B. Make Learning Fun
One of the most important principles of this program is that learning should, can and must be fun. Because our children experience developmental delays, learning takes longer. Unless we can make learning an enjoyable experience, we are likely to meet resistance from our children. If learning is fun, our children will be enthusiastic and motivated to learn.

C. Success is Key
“Success is Key” is another closely related principle. In addition to having fun, our children need to feel successful in their attempts to learn. If they feel successful, they will enjoy learning and be inspired to learn more. If they feel only failure, they will eventually feel defeated and avoid learning. By using a positive approach when instructing our children, and in correcting mistakes, we can help them feel successful every step of the way.

D. Let Child Set Pace

We need to let our children set the pace of learning to implement this program effectively.

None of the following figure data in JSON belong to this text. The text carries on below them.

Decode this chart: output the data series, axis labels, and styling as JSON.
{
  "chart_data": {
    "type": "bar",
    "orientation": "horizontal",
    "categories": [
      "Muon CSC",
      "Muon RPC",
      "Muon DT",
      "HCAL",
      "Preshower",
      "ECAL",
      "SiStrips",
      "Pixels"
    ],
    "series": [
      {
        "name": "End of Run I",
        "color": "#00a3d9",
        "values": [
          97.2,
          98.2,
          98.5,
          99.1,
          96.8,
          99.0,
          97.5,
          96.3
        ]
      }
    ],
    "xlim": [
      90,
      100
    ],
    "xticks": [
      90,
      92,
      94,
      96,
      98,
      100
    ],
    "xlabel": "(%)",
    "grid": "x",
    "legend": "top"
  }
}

At times (perhaps too many times) it may seem that progress is slow, and we as parents may become frustrated by the lack of perceived growth. This is our problem, not our children’s. Do you ever hear your child complain “Darn, it is taking me so long to learn.” Of course not! Our children rarely seem discouraged by the speed of their own progress – they are proud of completing each task. Let us embrace their energy, go at their pace and suspend our own preconceptions about how long it should take to master a specific task. With our children guiding us, we can sit back, have some fun and delight in their progress, regardless of the pace.

E. Teach . . . Don’t Test
Another important program principle is that parents need to teach, not test. When we teach, we give our children information (“This word is ‘run’; this is ‘dog’”). When we test, we seek to elicit information from our children. (“What is this word? What is this letter?”). To use this program effectively, you will have to resist the urge to make teaching sessions into testing sessions. We will emphasize the differences between teaching and testing during the monthly sessions, and we will help you work with your child to teach in the most effective manner.

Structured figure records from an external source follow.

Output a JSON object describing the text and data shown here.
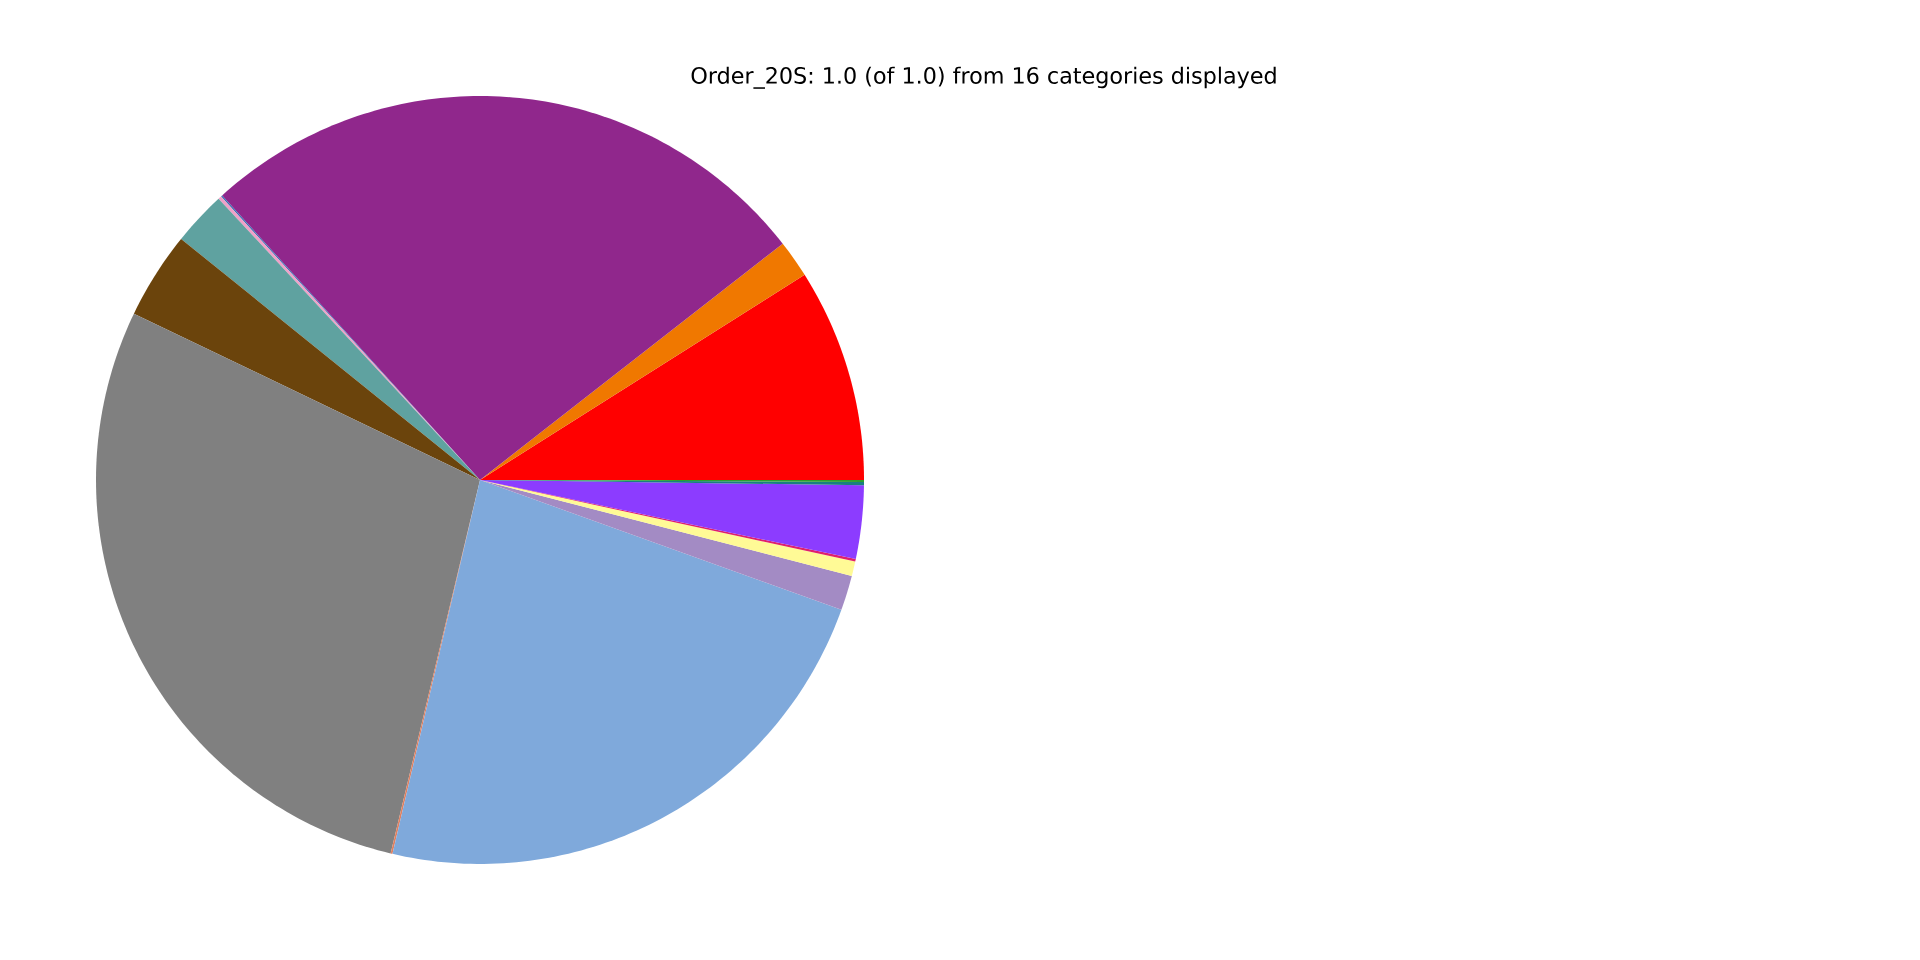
{
  "chart_data": {
    "type": "pie",
    "title": "Order_20S: 1.0 (of 1.0) from 16 categories displayed",
    "categories": [
      null,
      null,
      null,
      null,
      null,
      null,
      null,
      null,
      null,
      null,
      null,
      null,
      null,
      null,
      null,
      null
    ],
    "values": [
      8.97,
      1.58,
      26.17,
      0.06,
      0.14,
      2.28,
      3.67,
      28.39,
      0.08,
      23.17,
      1.47,
      0.61,
      0.11,
      3.08,
      0.14,
      0.08
    ],
    "colors": [
      "#ff0000",
      "#f07800",
      "#90278c",
      "#3a6fb4",
      "#f0a0c8",
      "#5fa2a0",
      "#6b440c",
      "#808080",
      "#e08060",
      "#7fa9db",
      "#a38bc4",
      "#fffa96",
      "#e0206c",
      "#8c3cff",
      "#1a7f80",
      "#2ca02c"
    ]
  }
}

F. Don’t Let Guilt Get in the Way
This principle of the program focuses more on parents than children. The introduction of a new program into our busy lives can at times be overwhelming and, consequently, guilt-producing (“I missed another day of working with my child”). Don’t fall into that trap. Set a goal, perhaps to work with your child for 15 to 30 minutes three to five days a week; add more time as the program becomes part of your schedule. The important point to remember is that you are now teaching your child. Have a good attitude, and try not to feel burdened by this opportunity. This program can be enjoyable for both you and your child if you don’t pressure yourself.

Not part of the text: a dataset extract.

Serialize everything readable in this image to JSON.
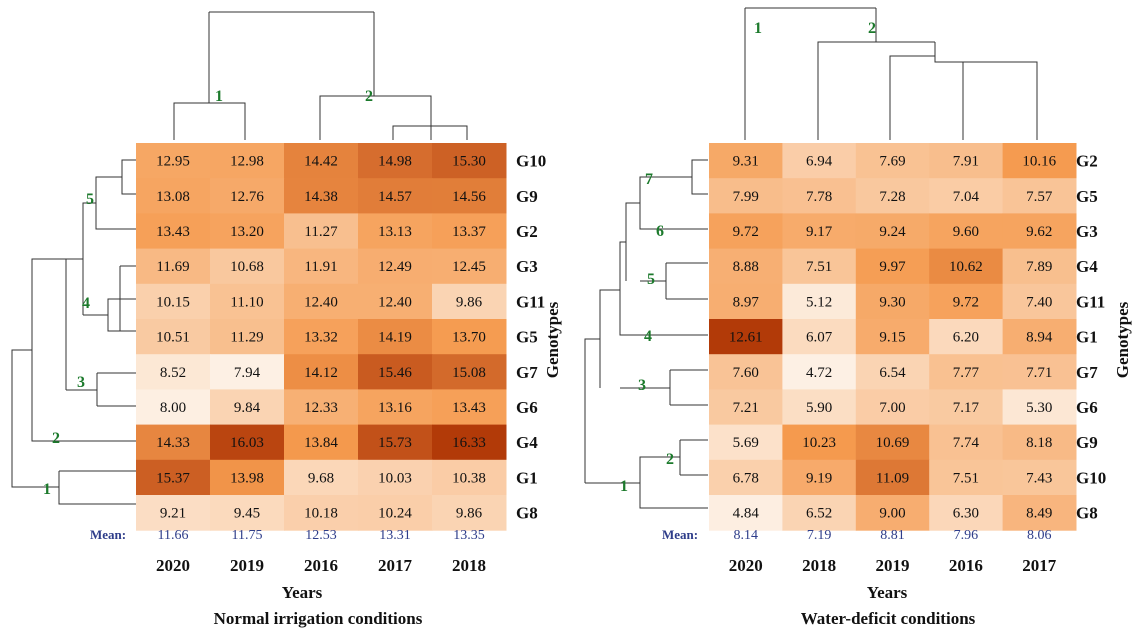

G. Model . . . Don’t Correct
As your child learns, he will make mistakes. Remember to use a positive approach to teaching by modeling correct responses rather than correcting your child as each mistake is made. Provide feedback based on your child's effort, not whether the answer is “right” or “wrong.” Ongoing modeling and encouragement are the best motivators for your child.

For example, if Jeremy reads “I see cat” instead of “I see a cat,” you may feel the urge to stop him to point out that he missed a word. Or worse, you might say “no that’s wrong, it says ‘I see a cat.’” This type of correction is defeating for Jeremy, who felt proud to have read the sentence, but now has been corrected for not reading it perfectly. A better approach would be to repeat the sentence with an affirming voice and include the missing word “I see a cat” (you may even point to each word as you read) or to wait until you read the book again and take turns with your son, modeling the correct sentence. We will work on this concept more fully in the program. It is a subtle but important point. Correcting your child as he makes mistakes (and like all learners, he will make a lot of mistakes) robs him of his success and may lead to negative behavior or lack of motivation.